每个关节点的位置是通过高斯核创建的。首先为每个人$k$生成个人置信图:
\[\mathbf{S}^*_{j,k}(\mathbf{p}) = \exp\left( -\frac{||\mathbf{p}-\mathbf{x}_{j,k}||_2^2}{\sigma^2} \right)\]其中\(\mathbf{x}_{j,k}\)是第$k$个人的第$j$个关节点的真实位置,$\sigma$用于控制峰值的传播。
生成个人置信图后,整体的部位置信图是通过最大值算子对单个人的置信度图进行聚合:
\[\mathbf{S}^*_{j}(\mathbf{p}) = \max_k \mathbf{S}^*_{j,k}(\mathbf{p})\]取置信图的最大值而不是平均值,以便附近峰值的精度保持不同,如下图所示。在测试时,预测置信度图,并通过执行非极大值抑制来获得候选的关键身体部位点。

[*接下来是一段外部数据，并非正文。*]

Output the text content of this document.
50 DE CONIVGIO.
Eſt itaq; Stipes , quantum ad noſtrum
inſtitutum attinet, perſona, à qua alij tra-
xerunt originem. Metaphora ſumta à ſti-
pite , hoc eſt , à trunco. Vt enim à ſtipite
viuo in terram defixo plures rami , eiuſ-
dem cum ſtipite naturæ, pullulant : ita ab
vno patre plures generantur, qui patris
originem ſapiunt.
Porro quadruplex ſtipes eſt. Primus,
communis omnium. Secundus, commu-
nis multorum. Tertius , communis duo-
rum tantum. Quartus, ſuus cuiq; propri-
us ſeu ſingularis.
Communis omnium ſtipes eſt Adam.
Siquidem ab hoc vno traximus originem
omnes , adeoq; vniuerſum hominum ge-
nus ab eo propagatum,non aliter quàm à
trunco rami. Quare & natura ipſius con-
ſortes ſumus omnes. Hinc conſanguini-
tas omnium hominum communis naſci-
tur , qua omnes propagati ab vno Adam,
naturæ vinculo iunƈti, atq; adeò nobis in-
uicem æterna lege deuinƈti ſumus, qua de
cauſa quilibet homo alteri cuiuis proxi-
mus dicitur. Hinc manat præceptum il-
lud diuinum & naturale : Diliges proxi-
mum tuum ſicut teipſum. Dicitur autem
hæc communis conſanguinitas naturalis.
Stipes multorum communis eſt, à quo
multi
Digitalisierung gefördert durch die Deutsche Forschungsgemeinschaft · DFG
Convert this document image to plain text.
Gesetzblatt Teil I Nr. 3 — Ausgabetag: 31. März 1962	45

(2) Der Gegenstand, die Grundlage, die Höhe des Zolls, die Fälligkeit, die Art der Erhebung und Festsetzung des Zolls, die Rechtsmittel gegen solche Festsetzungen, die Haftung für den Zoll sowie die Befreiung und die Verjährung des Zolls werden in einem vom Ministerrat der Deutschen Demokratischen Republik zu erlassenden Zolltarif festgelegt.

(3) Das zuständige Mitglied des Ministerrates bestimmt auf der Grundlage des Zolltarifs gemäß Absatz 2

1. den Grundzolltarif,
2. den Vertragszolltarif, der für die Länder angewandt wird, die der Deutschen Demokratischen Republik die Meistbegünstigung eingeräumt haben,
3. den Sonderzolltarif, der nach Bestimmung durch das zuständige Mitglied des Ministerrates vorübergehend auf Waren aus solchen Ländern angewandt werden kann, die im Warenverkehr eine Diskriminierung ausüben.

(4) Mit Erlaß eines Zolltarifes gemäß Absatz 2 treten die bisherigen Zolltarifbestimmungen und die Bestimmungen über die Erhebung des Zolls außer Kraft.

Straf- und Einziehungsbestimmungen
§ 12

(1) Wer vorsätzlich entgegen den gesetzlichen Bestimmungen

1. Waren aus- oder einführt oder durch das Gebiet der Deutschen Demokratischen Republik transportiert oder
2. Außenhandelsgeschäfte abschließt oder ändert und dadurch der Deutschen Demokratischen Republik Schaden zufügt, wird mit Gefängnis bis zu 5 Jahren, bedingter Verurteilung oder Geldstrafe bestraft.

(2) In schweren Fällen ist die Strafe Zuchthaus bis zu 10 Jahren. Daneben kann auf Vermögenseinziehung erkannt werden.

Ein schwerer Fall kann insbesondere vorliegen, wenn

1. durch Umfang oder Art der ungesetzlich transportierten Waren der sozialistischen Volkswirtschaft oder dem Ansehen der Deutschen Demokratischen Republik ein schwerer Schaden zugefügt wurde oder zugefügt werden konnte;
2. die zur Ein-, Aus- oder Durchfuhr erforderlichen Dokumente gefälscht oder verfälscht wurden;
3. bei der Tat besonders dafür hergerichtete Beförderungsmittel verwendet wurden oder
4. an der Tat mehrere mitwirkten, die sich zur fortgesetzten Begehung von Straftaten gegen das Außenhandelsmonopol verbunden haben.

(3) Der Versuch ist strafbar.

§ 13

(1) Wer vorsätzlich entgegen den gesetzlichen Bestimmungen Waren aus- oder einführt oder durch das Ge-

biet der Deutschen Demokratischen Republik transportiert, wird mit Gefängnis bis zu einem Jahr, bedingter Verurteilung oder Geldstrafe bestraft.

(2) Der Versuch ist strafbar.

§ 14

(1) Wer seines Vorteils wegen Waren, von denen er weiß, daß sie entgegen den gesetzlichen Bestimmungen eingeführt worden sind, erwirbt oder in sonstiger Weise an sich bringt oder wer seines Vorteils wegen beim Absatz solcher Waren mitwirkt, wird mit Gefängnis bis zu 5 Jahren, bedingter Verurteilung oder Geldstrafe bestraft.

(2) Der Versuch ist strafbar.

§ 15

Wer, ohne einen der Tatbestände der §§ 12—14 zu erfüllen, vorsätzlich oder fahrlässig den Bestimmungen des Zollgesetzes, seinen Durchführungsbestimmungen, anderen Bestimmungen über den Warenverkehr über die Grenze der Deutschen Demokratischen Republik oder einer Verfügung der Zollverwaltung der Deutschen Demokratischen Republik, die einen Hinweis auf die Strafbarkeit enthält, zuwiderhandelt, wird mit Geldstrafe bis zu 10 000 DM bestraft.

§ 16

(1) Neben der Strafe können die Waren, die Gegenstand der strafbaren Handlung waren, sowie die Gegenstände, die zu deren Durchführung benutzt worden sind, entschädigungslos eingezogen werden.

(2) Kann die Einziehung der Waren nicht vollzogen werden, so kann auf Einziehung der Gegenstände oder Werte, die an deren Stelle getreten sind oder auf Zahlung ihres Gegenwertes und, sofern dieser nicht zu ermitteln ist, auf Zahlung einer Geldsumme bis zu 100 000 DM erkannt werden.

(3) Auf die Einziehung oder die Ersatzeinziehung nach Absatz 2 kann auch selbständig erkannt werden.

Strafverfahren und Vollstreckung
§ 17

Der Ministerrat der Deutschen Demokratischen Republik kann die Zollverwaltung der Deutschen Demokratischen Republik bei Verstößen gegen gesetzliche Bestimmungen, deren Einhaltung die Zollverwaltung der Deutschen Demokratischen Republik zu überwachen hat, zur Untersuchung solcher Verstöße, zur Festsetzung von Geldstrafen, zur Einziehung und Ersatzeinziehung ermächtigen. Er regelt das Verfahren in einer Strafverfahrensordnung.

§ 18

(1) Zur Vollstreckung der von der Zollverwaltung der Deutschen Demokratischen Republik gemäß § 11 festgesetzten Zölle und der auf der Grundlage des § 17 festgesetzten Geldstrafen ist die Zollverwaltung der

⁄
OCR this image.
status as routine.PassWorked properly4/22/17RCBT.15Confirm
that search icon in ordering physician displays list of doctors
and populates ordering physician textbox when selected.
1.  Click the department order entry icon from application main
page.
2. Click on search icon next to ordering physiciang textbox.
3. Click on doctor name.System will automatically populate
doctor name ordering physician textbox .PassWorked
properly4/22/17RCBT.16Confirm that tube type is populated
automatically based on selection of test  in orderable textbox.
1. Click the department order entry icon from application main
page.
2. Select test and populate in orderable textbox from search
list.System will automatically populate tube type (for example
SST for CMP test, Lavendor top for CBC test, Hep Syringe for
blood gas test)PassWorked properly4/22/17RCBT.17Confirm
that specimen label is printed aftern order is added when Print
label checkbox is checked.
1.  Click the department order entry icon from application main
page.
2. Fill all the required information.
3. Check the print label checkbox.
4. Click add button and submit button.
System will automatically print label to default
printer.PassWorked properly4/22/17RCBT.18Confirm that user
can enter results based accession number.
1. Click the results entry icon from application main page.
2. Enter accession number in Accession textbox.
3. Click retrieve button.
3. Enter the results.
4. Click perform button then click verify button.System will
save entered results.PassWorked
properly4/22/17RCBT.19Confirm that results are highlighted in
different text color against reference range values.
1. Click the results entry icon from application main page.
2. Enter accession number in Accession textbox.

2. 部位亲和场 Part Affinity Field
部位亲和场(PAF)是用于编码肢体支撑区域的位置和方向信息的2D向量场。OpenPose首先对关节进行人为配对(共$19$个关节对),在每对关节点之间生成一个PAF,每个PAF对应一个人体骨骼(包含耳部-肩部的虚拟骨骼)。由于PAF是2D向量,因此PAF的输出通道数为$2\times 19=38$。对于属于特定肢体的区域中的每个像素,2D向量编码从肢体的一个部分指向另一部分的方向。
在构造关节对$j_1,j_2$的PAF时,如果点$p$在骨骼$c=j_1\to j_2$上,则PAF值是从$j_1$指向$j_2$的单位向量;对于所有其他点,PAF值是零向量。
\[\mathbf{L}^*_{c,k}(\mathbf{p}) = \begin{cases} \mathbf{v} = \frac{\mathbf{x}_{j_2,k}-\mathbf{x}_{j_1,k}}{||\mathbf{x}_{j_2,k}-\mathbf{x}_{j_1,k}||_2} , & \mathbf{p} \in c \\ \mathbf{0}, & \text{otherwise} \end{cases}\]骨骼$c$上的点集定义为两个关节点之间的矩形区域。矩形区域的长度为两关节点之间的直线距离$l_{c,k}$,宽度为指定参数$2\sigma_l$,则点集判据为:
\[0 \leq \mathbf{v} \cdot (\mathbf{p}-\mathbf{x}_{j_1,k}) \leq l_{c,k} \quad \text{and} \quad |\mathbf{v}_{⊥} \cdot (\mathbf{p}-\mathbf{x}_{j_1,k}) | \leq \sigma_l\]最终的每个骨骼$c$的PAF,取$K$个人的PAF的平均值:
\[\mathbf{L}^*_{c}(\mathbf{p}) = \frac{1}{n_c(\mathbf{p})} \sum_k \mathbf{L}^*_{c,k}(\mathbf{p})\]其中\(n_c(\mathbf{p})\)表示\(\mathbf{p}\)点处非零向量的个数。
3. 部位关联 Part Association
通过部位置信图(PCM)与部位亲和场(PAF)可以执行部位关联,这是通过沿着连接候选关节对位置的线段计算对应PAF上的线积分来实现的。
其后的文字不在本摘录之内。